Parapharmacie rime désormais avec chiffres XXL : en 2023, le marché français a frôlé les 8,3 milliards d’euros, soit +6 % par rapport à 2022 (chiffres IQVIA). Et la courbe n’a pas fini de grimper : selon l’OMS, 62 % des Européens déclarent avoir acheté au moins un produit de parapharmacie dans l’année écoulée. Autant dire que le rayon « sans ordonnance » s’impose comme un terrain d’innovation bouillonnant. Pas question, donc, de naviguer à vue. Cap sur les nouveautés, les usages malins et les signaux faibles qui feront le buzz en 2024.

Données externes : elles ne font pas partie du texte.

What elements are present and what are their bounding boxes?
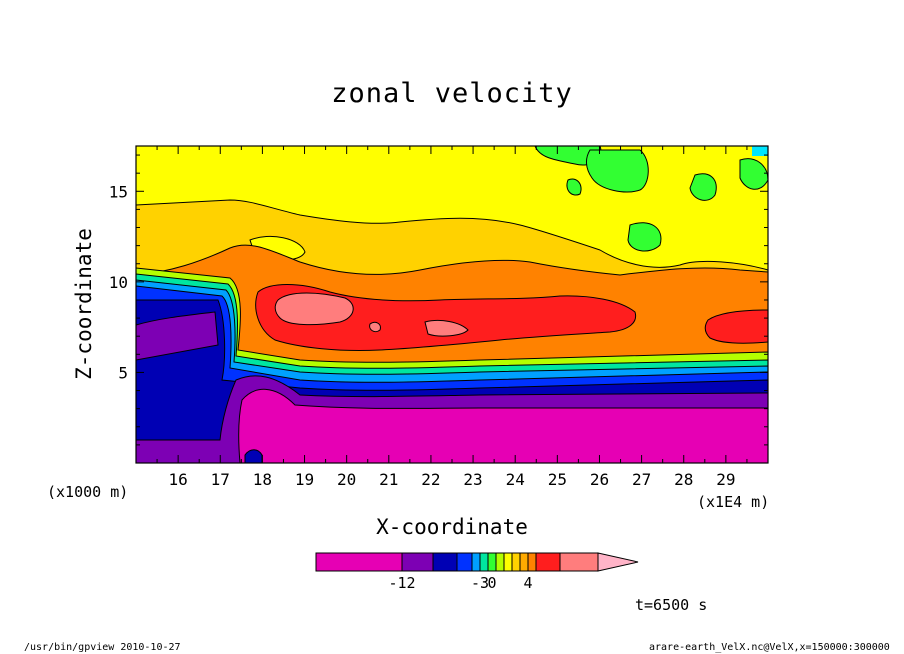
x-tick-label: 20 bbox=[337, 470, 356, 489]
colorbar-swatch bbox=[495, 552, 505, 572]
colorbar-label: -3 bbox=[471, 574, 489, 592]
colorbar-swatch bbox=[471, 552, 481, 572]
colorbar-swatch bbox=[535, 552, 561, 572]
x-tick-label: 18 bbox=[253, 470, 272, 489]
x-tick-label: 22 bbox=[421, 470, 440, 489]
region-green-blob5 bbox=[566, 178, 582, 196]
chart-title: zonal velocity bbox=[331, 78, 573, 109]
region-pink-max3 bbox=[369, 321, 381, 333]
colorbar-swatch bbox=[315, 552, 403, 572]
x-tick-label: 27 bbox=[632, 470, 651, 489]
x-tick-label: 16 bbox=[169, 470, 188, 489]
region-red-east bbox=[704, 309, 768, 344]
x-tick-label: 28 bbox=[674, 470, 693, 489]
colorbar-swatch bbox=[432, 552, 458, 572]
region-pink-max1 bbox=[274, 292, 354, 326]
region-green-blob1 bbox=[586, 149, 649, 193]
colorbar-swatch bbox=[479, 552, 489, 572]
colorbar-swatch bbox=[519, 552, 529, 572]
colorbar: -12 -30 4 bbox=[315, 552, 639, 592]
region-green-blob3 bbox=[627, 222, 662, 252]
colorbar-label: 4 bbox=[523, 574, 532, 592]
colorbar-label: 0 bbox=[487, 574, 496, 592]
y-tick-label: 5 bbox=[118, 363, 128, 382]
region-purple-upperleft bbox=[136, 311, 219, 361]
colorbar-swatch bbox=[487, 552, 497, 572]
x-tick-label: 21 bbox=[379, 470, 398, 489]
colorbar-swatch bbox=[401, 552, 434, 572]
x-tick-label: 29 bbox=[716, 470, 735, 489]
footer-right: arare-earth_VelX.nc@VelX,x=150000:300000 bbox=[649, 642, 890, 653]
y-tick-label: 15 bbox=[109, 182, 128, 201]
x-ticks: 16 17 18 19 20 21 22 23 24 25 26 27 28 29 bbox=[156, 146, 748, 489]
region-red-core bbox=[255, 284, 637, 352]
x-tick-label: 24 bbox=[506, 470, 525, 489]
colorbar-swatch bbox=[511, 552, 521, 572]
x-tick-label: 17 bbox=[211, 470, 230, 489]
x-tick-label: 19 bbox=[295, 470, 314, 489]
x-axis-unit: (x1E4 m) bbox=[697, 493, 770, 511]
colorbar-swatch bbox=[456, 552, 473, 572]
x-tick-label: 26 bbox=[590, 470, 609, 489]
x-axis-label: X-coordinate bbox=[376, 515, 528, 539]
x-tick-label: 23 bbox=[463, 470, 482, 489]
x-tick-label: 25 bbox=[548, 470, 567, 489]
y-ticks: 5 10 15 bbox=[109, 154, 768, 446]
colorbar-label: -12 bbox=[388, 574, 415, 592]
region-darkblue-spot bbox=[244, 449, 263, 463]
colorbar-swatch bbox=[503, 552, 513, 572]
colorbar-swatch bbox=[559, 552, 599, 572]
contour-field bbox=[136, 146, 768, 463]
region-green-blob2 bbox=[689, 173, 717, 201]
region-cyan-corner bbox=[752, 146, 768, 156]
colorbar-arrow bbox=[597, 552, 639, 572]
colorbar-swatch bbox=[527, 552, 537, 572]
footer-left: /usr/bin/gpview 2010-10-27 bbox=[24, 642, 181, 653]
region-pink-max2 bbox=[424, 319, 469, 337]
y-axis-unit: (x1000 m) bbox=[47, 483, 129, 501]
time-label: t=6500 s bbox=[635, 596, 708, 614]
y-tick-label: 10 bbox=[109, 273, 128, 292]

Tendances 2024 : quand la parapharmacie prend le virage high-tech
La parapharmacie n’est plus ce simple linéaire de crèmes et de comprimés. Elle se digitalise, se connecte, s’algorithme.
Des sérums dopés à l’intelligence artificielle
Dès mars 2024, à Paris, le groupe Sanofi teste en boutique un diagnostic cutané par micro-caméra et IA générative. En quarante secondes, l’algorithme propose un cocktail sur-mesure d’actifs : niacinamide 7 %, bakuchiol 0,5 %, acide azélaïque 10 %. La dose est ensuite préparée sous capsule, façon Nespresso. De quoi séduire les 48 % de Français qui, selon Harris Interactive, cherchent « un produit parfaitement adapté à leur peau ».
La nutricosmétique chronobiologique
Le CNRS et l’université de Milan publiaient en novembre 2023 des travaux sur la synchronisation circadienne des compléments alimentaires. Résultat : une prise de collagène marin avant 10 h double la biodisponibilité, tandis que la mélatonine sublinguale à 22 h réduit le temps d’endormissement de 37 % (étude randomisée, 1 200 volontaires). De quoi nourrir les nouvelles gammes « AM/PM » qui envahissent déjà les rayons.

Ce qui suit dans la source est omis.